Non è tutto oro quello che luccica, ovviamente. Se la difesa nei propri 5 metri e lo scontro nei breakdown sono stati fiori all’occhiello dei galletti, i Bleus hanno portato a casa la partita solo grazie alle meravigliose abilità individuali dei loro singoli – Dupont, Ntamack, Alldritt e Bouthier, per citarne solo alcuni – con una mischia alla completa mercè del pack inglese negli ultimi venti minuti e una squadra molto giovane, incapace di gestire il fiato correttamente a questi livelli. Se riusciranno a utilizzare corpo e mente nei momenti chiave, potrebbero avere una squadra pronta e brillante già da ora, senza aspettare i prossimi anni di avvicinamento a Francia 2023.

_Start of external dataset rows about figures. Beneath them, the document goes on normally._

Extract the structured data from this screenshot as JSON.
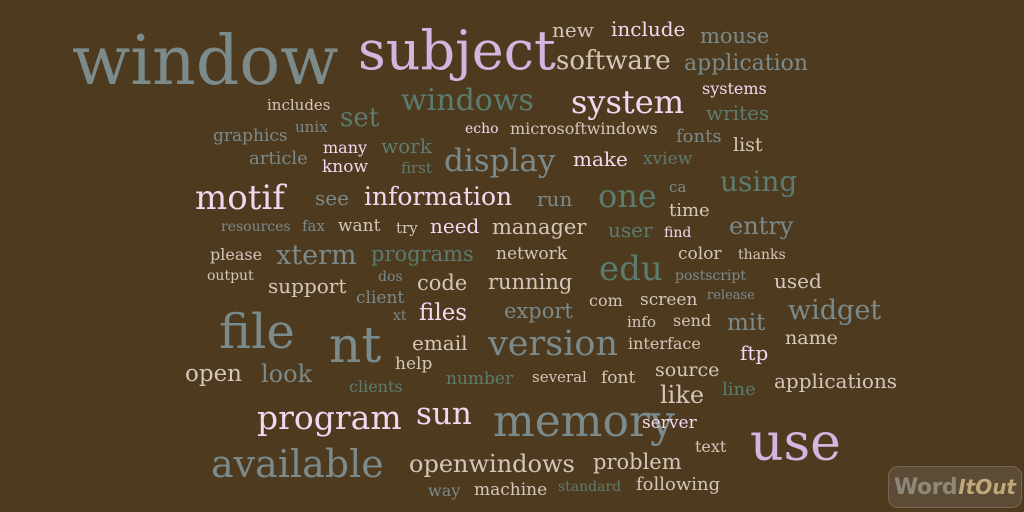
{
  "colors": {
    "background": "#4e3a1f",
    "slate": "#7b8a8b",
    "lilac": "#d3b5e0",
    "teal": "#5c7c70",
    "light": "#d2c7ba",
    "pink": "#f1d8f0"
  },
  "words": [
    "window",
    "subject",
    "new",
    "include",
    "mouse",
    "software",
    "application",
    "systems",
    "windows",
    "system",
    "includes",
    "set",
    "writes",
    "graphics",
    "unix",
    "echo",
    "microsoftwindows",
    "fonts",
    "work",
    "many",
    "list",
    "article",
    "display",
    "know",
    "first",
    "make",
    "xview",
    "using",
    "motif",
    "ca",
    "see",
    "information",
    "run",
    "one",
    "time",
    "resources",
    "fax",
    "want",
    "try",
    "need",
    "manager",
    "user",
    "entry",
    "find",
    "please",
    "xterm",
    "programs",
    "network",
    "color",
    "thanks",
    "output",
    "dos",
    "edu",
    "postscript",
    "support",
    "code",
    "running",
    "used",
    "client",
    "release",
    "com",
    "screen",
    "files",
    "export",
    "widget",
    "file",
    "xt",
    "info",
    "send",
    "mit",
    "nt",
    "email",
    "version",
    "interface",
    "name",
    "help",
    "ftp",
    "open",
    "look",
    "source",
    "number",
    "several",
    "font",
    "clients",
    "applications",
    "like",
    "line",
    "program",
    "sun",
    "memory",
    "server",
    "use",
    "text",
    "available",
    "openwindows",
    "problem",
    "following",
    "way",
    "machine",
    "standard"
  ],
  "logo": {
    "word": "Word",
    "it_out": "ItOut"
  }
}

Dall’altra parte della Manica, il disastro è stato pressoché totale: una squadra fiacca, non dominante nei punti a lei più favorevoli, prestazioni inconsistenti e la sostanziale mancanza di un piano B hanno riportato i piedi di Eddie Jones per terra.
L’assenza più decisiva è stata quella dei fratelli Vunipola, senza i quali è stato necessario ripensare ai ruoli di ball carrier – protagonisti di un gioco inglese molto fisico e costante – e scommettere sullo spostamento di Curry da flanker a numero 8.
Esperimento che possiamo definire, per ora, fallito, in attesa che il giocatore possa ambientarsi fuori ruolo. In caso continuasse il problema di gioco dietro la mischia, è secondo noi pronosticabile la convocazione del giovane Dombrandt dei Quins di Londra, autore di grandi prestazioni in questa prima parte di stagione. 
Farrell poco in luce, complice un forte colpo al braccio destro a inizio partita, Ford per nulla incisivo, Young e May indefinibili nel primo tempo, poi sensibilmente ritrovati nel secondo. 
La prestazione contro la Francia è stata comunque un episodio: la qualità generale dell’Inghilterra è e rimane quella della terza forza ovale al mondo (e prima dell’emisfero nord); Eddie Jones è uno dei migliori head coach del pianeta e ha tutti gli strumenti per riportare la barra a dritta di questa corazzata.
I metodi del nuovo allenatore dell’attacco Simon Amor avranno bisogno di tempo per dimostrarsi efficaci: prima bisogna dimenticare quanto imparato finora quasi a memoria e il parco giocatori inglese è tra i più profondi al mondo.

Vogliamo chiudere in bellezza, perché questo è – per prima cosa – il rugby.
Chiudiamo, cioè, con lo splendido lavoro dei coach Roselli e Di Giandomenico – a cui vanno tutti i nostri più sentiti complimenti e ringraziamenti – che con le loro nazionali U20 e femminile proseguono un progetto fondamentale per tutto il nostro movimento, dai limiti ancora da definire. Non è da escludere che siano state proprio queste due realtà della nostra federazione, dall’identità di gioco chiara e distinguibile da tutti, a zittire quelle voci fastidiose che ci vorrebbero fuori da questo grande torneo europeo.